The NHS has ordered all health trusts to review mortuary access and post-mortem activities following revelations in the David Fuller case.
Fuller, a 67-year-old hospital electrician, admitted murdering, then sexually assaulting two women over 30 years ago, and also admitted to carrying out sex attacks on dozens of dead bodies in the morgue of the hospital where he worked.
He used access granted to him as a NHS maintenance worker to assault his victims, aged from nine to a 100-years-old, in mortuaries in Kent.
Health Secretary Sajid Javid has asked the Human Tissue Authority (HTA) – the regulator responsible for ensuring tissue is used ethically – for advice on whether changes are required to existing regulations.
Meanwhile, Maidstone and Tunbridge Wells NHS Trust has launched an independent investigation to discover why Fuller wasn’t detected sooner.
His shocking crimes were only discovered after he was arrested in December last year for the 1987 “bedsit murders” of Wendy Knell, 25, and Caroline Pierce, 20, following a DNA breakthrough.
He filmed himself carrying out attacks at mortuaries inside the now-closed Kent and Sussex Hospital and the Tunbridge Wells Hospital, in Pembury, where he worked since 1989.
His job gave him access to all areas of the buildings and he had a swipe card for entry to the mortuary, where staff usually clocked off three hours before his own regular shift ended.
But it was in a search of Fuller’s house that detectives discovered hidden computer hard drives, 1,300 videos and CDs, 34,000 photographs and hundreds of hard and floppy discs, containing what they described as distressing images.
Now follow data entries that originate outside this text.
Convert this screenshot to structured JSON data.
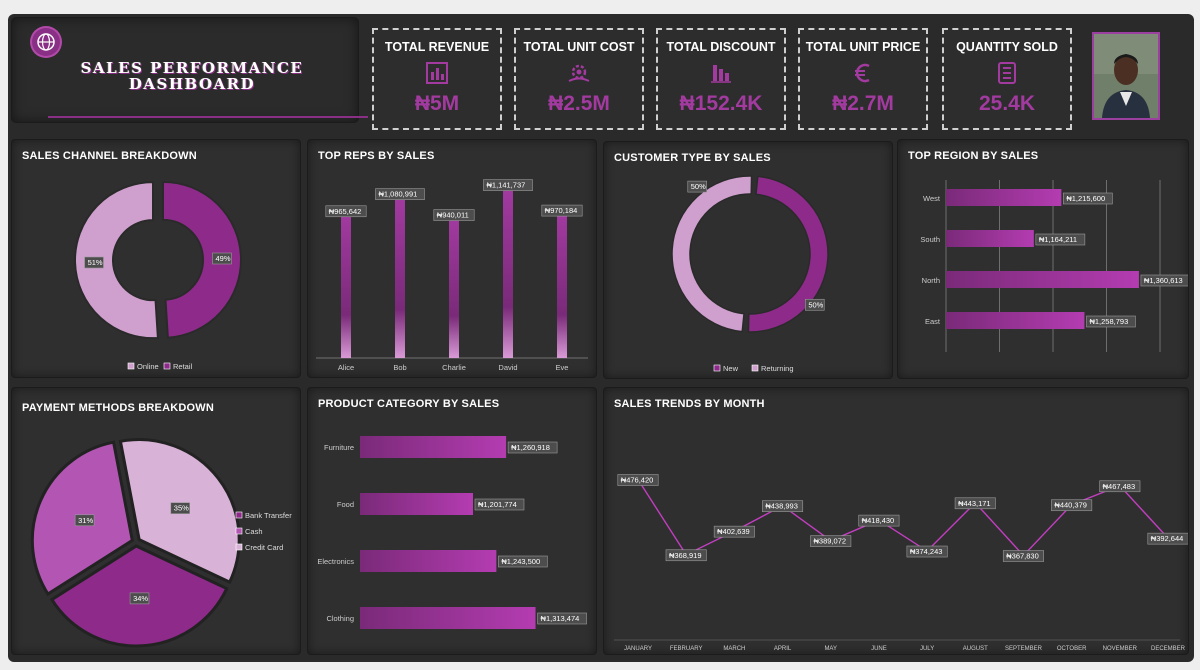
{
  "header": {
    "title_line1": "SALES PERFORMANCE",
    "title_line2": "DASHBOARD"
  },
  "kpis": [
    {
      "label": "TOTAL REVENUE",
      "value": "₦5M",
      "icon": "building-chart-icon"
    },
    {
      "label": "TOTAL UNIT COST",
      "value": "₦2.5M",
      "icon": "money-cog-icon"
    },
    {
      "label": "TOTAL DISCOUNT",
      "value": "₦152.4K",
      "icon": "bar-chart-down-icon"
    },
    {
      "label": "TOTAL UNIT PRICE",
      "value": "₦2.7M",
      "icon": "euro-icon"
    },
    {
      "label": "QUANTITY SOLD",
      "value": "25.4K",
      "icon": "checklist-icon"
    }
  ],
  "colors": {
    "accent": "#a23aa0",
    "light": "#cf9fce",
    "dark": "#8e2a8a",
    "panel": "#2f2f2f",
    "frame": "#2a2a2a"
  },
  "panels": {
    "sales_channel": "SALES CHANNEL BREAKDOWN",
    "top_reps": "TOP REPS BY SALES",
    "customer_type": "CUSTOMER TYPE BY SALES",
    "top_region": "TOP REGION BY SALES",
    "payment": "PAYMENT METHODS BREAKDOWN",
    "product": "PRODUCT CATEGORY BY SALES",
    "trends": "SALES TRENDS BY MONTH"
  },
  "chart_data": [
    {
      "id": "sales_channel",
      "type": "pie",
      "variant": "donut",
      "title": "SALES CHANNEL BREAKDOWN",
      "categories": [
        "Online",
        "Retail"
      ],
      "values": [
        51,
        49
      ],
      "labels": [
        "51%",
        "49%"
      ],
      "colors": [
        "#cf9fce",
        "#8e2a8a"
      ]
    },
    {
      "id": "top_reps",
      "type": "bar",
      "title": "TOP REPS BY SALES",
      "categories": [
        "Alice",
        "Bob",
        "Charlie",
        "David",
        "Eve"
      ],
      "values": [
        965642,
        1080991,
        940011,
        1141737,
        970184
      ],
      "labels": [
        "₦965,642",
        "₦1,080,991",
        "₦940,011",
        "₦1,141,737",
        "₦970,184"
      ],
      "ylim": [
        0,
        1200000
      ]
    },
    {
      "id": "customer_type",
      "type": "pie",
      "variant": "donut",
      "title": "CUSTOMER TYPE BY SALES",
      "categories": [
        "New",
        "Returning"
      ],
      "values": [
        50,
        50
      ],
      "labels": [
        "50%",
        "50%"
      ],
      "colors": [
        "#8e2a8a",
        "#cf9fce"
      ]
    },
    {
      "id": "top_region",
      "type": "bar",
      "orientation": "horizontal",
      "title": "TOP REGION BY SALES",
      "categories": [
        "West",
        "South",
        "North",
        "East"
      ],
      "values": [
        1215600,
        1164211,
        1360613,
        1258793
      ],
      "labels": [
        "₦1,215,600",
        "₦1,164,211",
        "₦1,360,613",
        "₦1,258,793"
      ],
      "xlim": [
        1000000,
        1400000
      ]
    },
    {
      "id": "payment",
      "type": "pie",
      "title": "PAYMENT METHODS BREAKDOWN",
      "categories": [
        "Bank Transfer",
        "Cash",
        "Credit Card"
      ],
      "values": [
        34,
        31,
        35
      ],
      "labels": [
        "34%",
        "31%",
        "35%"
      ],
      "colors": [
        "#8e2a8a",
        "#b356b3",
        "#d9b3d7"
      ]
    },
    {
      "id": "product",
      "type": "bar",
      "orientation": "horizontal",
      "title": "PRODUCT CATEGORY BY SALES",
      "categories": [
        "Furniture",
        "Food",
        "Electronics",
        "Clothing"
      ],
      "values": [
        1260918,
        1201774,
        1243500,
        1313474
      ],
      "labels": [
        "₦1,260,918",
        "₦1,201,774",
        "₦1,243,500",
        "₦1,313,474"
      ],
      "xlim": [
        1000000,
        1350000
      ]
    },
    {
      "id": "trends",
      "type": "line",
      "title": "SALES TRENDS BY MONTH",
      "categories": [
        "JANUARY",
        "FEBRUARY",
        "MARCH",
        "APRIL",
        "MAY",
        "JUNE",
        "JULY",
        "AUGUST",
        "SEPTEMBER",
        "OCTOBER",
        "NOVEMBER",
        "DECEMBER"
      ],
      "values": [
        476420,
        368919,
        402639,
        438993,
        389072,
        418430,
        374243,
        443171,
        367830,
        440379,
        467483,
        392644
      ],
      "labels": [
        "₦476,420",
        "₦368,919",
        "₦402,639",
        "₦438,993",
        "₦389,072",
        "₦418,430",
        "₦374,243",
        "₦443,171",
        "₦367,830",
        "₦440,379",
        "₦467,483",
        "₦392,644"
      ],
      "ylim": [
        250000,
        550000
      ]
    }
  ]
}
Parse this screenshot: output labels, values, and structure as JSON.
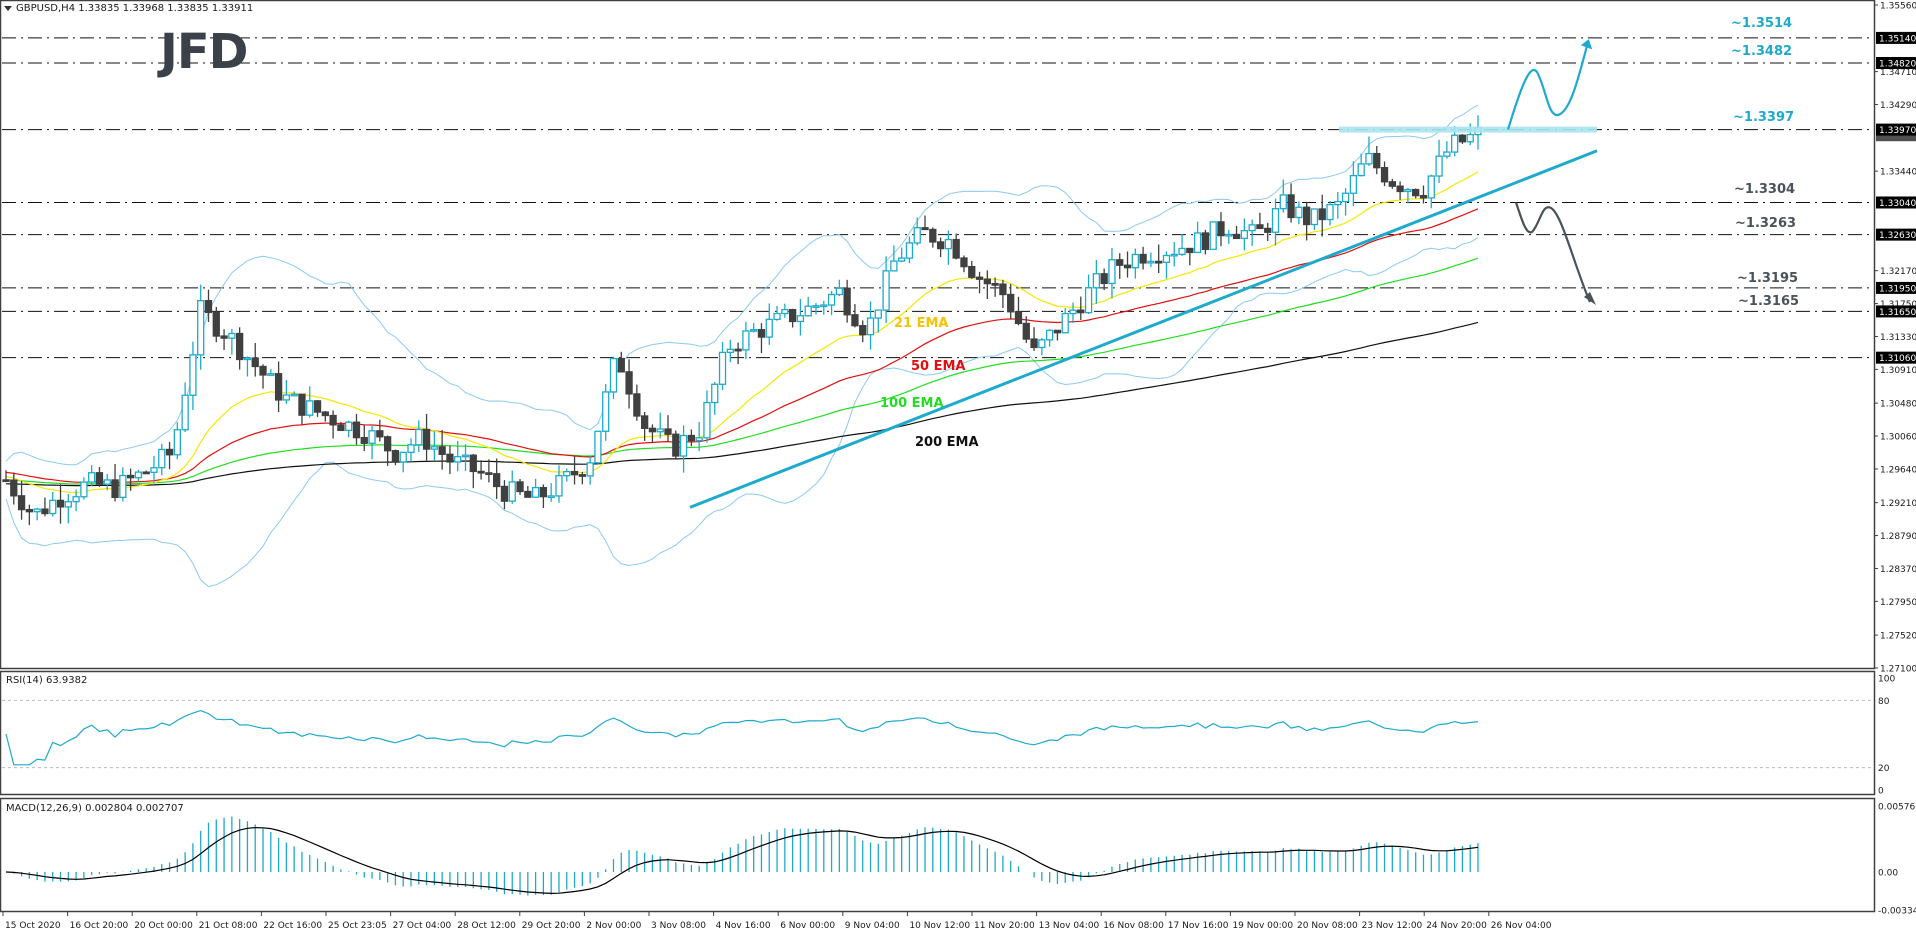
{
  "header": {
    "symbol_line": "GBPUSD,H4  1.33835 1.33968 1.33835 1.33911",
    "menu_icon": "triangle-down-icon"
  },
  "logo": {
    "text": "JFD",
    "color": "#3a4149"
  },
  "colors": {
    "bull_candle": "#1eaacc",
    "bear_candle": "#404040",
    "ema21": "#f5e700",
    "ema50": "#e01010",
    "ema100": "#22dd22",
    "ema200": "#111111",
    "bollinger": "#8ccaf0",
    "trendline": "#1eaacc",
    "bull_scenario": "#1eaacc",
    "bear_scenario": "#4a525a",
    "resistance_zone": "#a8e4ee",
    "rsi_line": "#1eaacc",
    "macd_hist": "#1eaacc",
    "macd_signal": "#000000",
    "axis_text": "#1a1a1a"
  },
  "price_axis": {
    "ticks": [
      "1.35560",
      "1.34710",
      "1.34290",
      "1.33440",
      "1.32170",
      "1.31750",
      "1.31330",
      "1.30910",
      "1.30480",
      "1.30060",
      "1.29640",
      "1.29210",
      "1.28790",
      "1.28370",
      "1.27950",
      "1.27520",
      "1.27100"
    ],
    "highlighted_levels": [
      "1.35140",
      "1.34820",
      "1.33970",
      "1.33040",
      "1.32630",
      "1.31950",
      "1.31650",
      "1.31060"
    ],
    "current_price": "1.33911"
  },
  "annotations": {
    "levels": [
      {
        "label": "~1.3514",
        "color": "#1eaacc"
      },
      {
        "label": "~1.3482",
        "color": "#1eaacc"
      },
      {
        "label": "~1.3397",
        "color": "#1eaacc"
      },
      {
        "label": "~1.3304",
        "color": "#4a525a"
      },
      {
        "label": "~1.3263",
        "color": "#4a525a"
      },
      {
        "label": "~1.3195",
        "color": "#4a525a"
      },
      {
        "label": "~1.3165",
        "color": "#4a525a"
      }
    ],
    "ema_labels": [
      {
        "label": "21 EMA",
        "color": "#f5c400"
      },
      {
        "label": "50 EMA",
        "color": "#e01010"
      },
      {
        "label": "100 EMA",
        "color": "#22dd22"
      },
      {
        "label": "200 EMA",
        "color": "#111111"
      }
    ]
  },
  "rsi": {
    "title": "RSI(14) 63.9382",
    "ticks": [
      "100",
      "80",
      "20",
      "0"
    ]
  },
  "macd": {
    "title": "MACD(12,26,9) 0.002804 0.002707",
    "ticks": [
      "0.00576",
      "0.00",
      "-0.003343"
    ]
  },
  "time_axis": {
    "labels": [
      "15 Oct 2020",
      "16 Oct 20:00",
      "20 Oct 00:00",
      "21 Oct 08:00",
      "22 Oct 16:00",
      "25 Oct 23:05",
      "27 Oct 04:00",
      "28 Oct 12:00",
      "29 Oct 20:00",
      "2 Nov 00:00",
      "3 Nov 08:00",
      "4 Nov 16:00",
      "6 Nov 00:00",
      "9 Nov 04:00",
      "10 Nov 12:00",
      "11 Nov 20:00",
      "13 Nov 04:00",
      "16 Nov 08:00",
      "17 Nov 16:00",
      "19 Nov 00:00",
      "20 Nov 08:00",
      "23 Nov 12:00",
      "24 Nov 20:00",
      "26 Nov 04:00"
    ]
  },
  "chart_data": {
    "type": "candlestick",
    "title": "GBPUSD,H4",
    "ohlc_last": {
      "open": 1.33835,
      "high": 1.33968,
      "low": 1.33835,
      "close": 1.33911
    },
    "xlabel": "",
    "ylabel": "",
    "ylim": [
      1.271,
      1.3556
    ],
    "x_tick_labels": [
      "15 Oct 2020",
      "16 Oct 20:00",
      "20 Oct 00:00",
      "21 Oct 08:00",
      "22 Oct 16:00",
      "25 Oct 23:05",
      "27 Oct 04:00",
      "28 Oct 12:00",
      "29 Oct 20:00",
      "2 Nov 00:00",
      "3 Nov 08:00",
      "4 Nov 16:00",
      "6 Nov 00:00",
      "9 Nov 04:00",
      "10 Nov 12:00",
      "11 Nov 20:00",
      "13 Nov 04:00",
      "16 Nov 08:00",
      "17 Nov 16:00",
      "19 Nov 00:00",
      "20 Nov 08:00",
      "23 Nov 12:00",
      "24 Nov 20:00",
      "26 Nov 04:00"
    ],
    "close_path": [
      1.295,
      1.2905,
      1.293,
      1.2945,
      1.294,
      1.296,
      1.2985,
      1.3165,
      1.3135,
      1.3095,
      1.3055,
      1.304,
      1.3025,
      1.301,
      1.2985,
      1.3005,
      1.2975,
      1.296,
      1.2935,
      1.2925,
      1.2945,
      1.2975,
      1.311,
      1.302,
      1.299,
      1.3015,
      1.312,
      1.314,
      1.3155,
      1.317,
      1.319,
      1.314,
      1.323,
      1.3265,
      1.3255,
      1.321,
      1.3185,
      1.311,
      1.315,
      1.319,
      1.3225,
      1.324,
      1.3245,
      1.3255,
      1.3275,
      1.326,
      1.33,
      1.328,
      1.33,
      1.336,
      1.333,
      1.332,
      1.3375,
      1.3391
    ],
    "indicators": {
      "ema21_end": 1.3345,
      "ema50_end": 1.3295,
      "ema100_end": 1.3228,
      "ema200_end": 1.314
    },
    "levels": [
      1.3514,
      1.3482,
      1.3397,
      1.3304,
      1.3263,
      1.3195,
      1.3165,
      1.3106
    ],
    "trendline": {
      "from": {
        "x": "3 Nov 20:00",
        "y": 1.2915
      },
      "to": {
        "x": "26 Nov 04:00",
        "y": 1.337
      }
    },
    "rsi": {
      "last": 63.9382,
      "ylim": [
        0,
        100
      ],
      "levels": [
        20,
        80
      ]
    },
    "macd": {
      "main": 0.002804,
      "signal": 0.002707,
      "ylim": [
        -0.003343,
        0.00576
      ]
    }
  }
}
Some of the media depicted sex offences in the mortuaries.
Ahead of his murder trial, Fuller pleaded guilty to 51 other offences, including 44 charges relating to 78 identified victims.
Police have spent £2m marshalling 317 family liaison officers, drawn from 27 UK forces to track down the relatives of his hospital victims and break the news.
After Fuller pleaded guilty to the murders at Maidstone Crown Court on Thursday, Mr Javid said: “My thoughts are with the family and friends of the victims of these horrific acts, as well as all those working in the NHS Trust and wider health service who, like me, will be profoundly shaken by the unspeakable nature of these offences.”
Setting out the steps he was taking, Mr Javid said: “I have asked the health sector to take three key actions in light of these events.
“First, the NHS has written to all trusts asking for mortuary access and post-mortem activities to be reviewed against current guidance.
“Second, an independently chaired review is already underway into exactly what occurred at the trust, which will report into me.
“Finally, I have asked the Human Tissue Authority for advice on whether changes are required to our existing regulations.”
NHS Trusts have been asked to urgently review practices with regards to effective CCTV coverage, all entry and access points controlled by swipe access, risk assessment and appropriate DBS check application.
Home Secretary Priti Patel said: “This is a shocking case and my heartfelt sympathies go out to the families of all those who may have been affected.
“The sickening nature of the crimes committed will understandably cause public revulsion and concern.
“As Kent Police have made clear, anyone potentially impacted has been contacted directly by specialist officers.”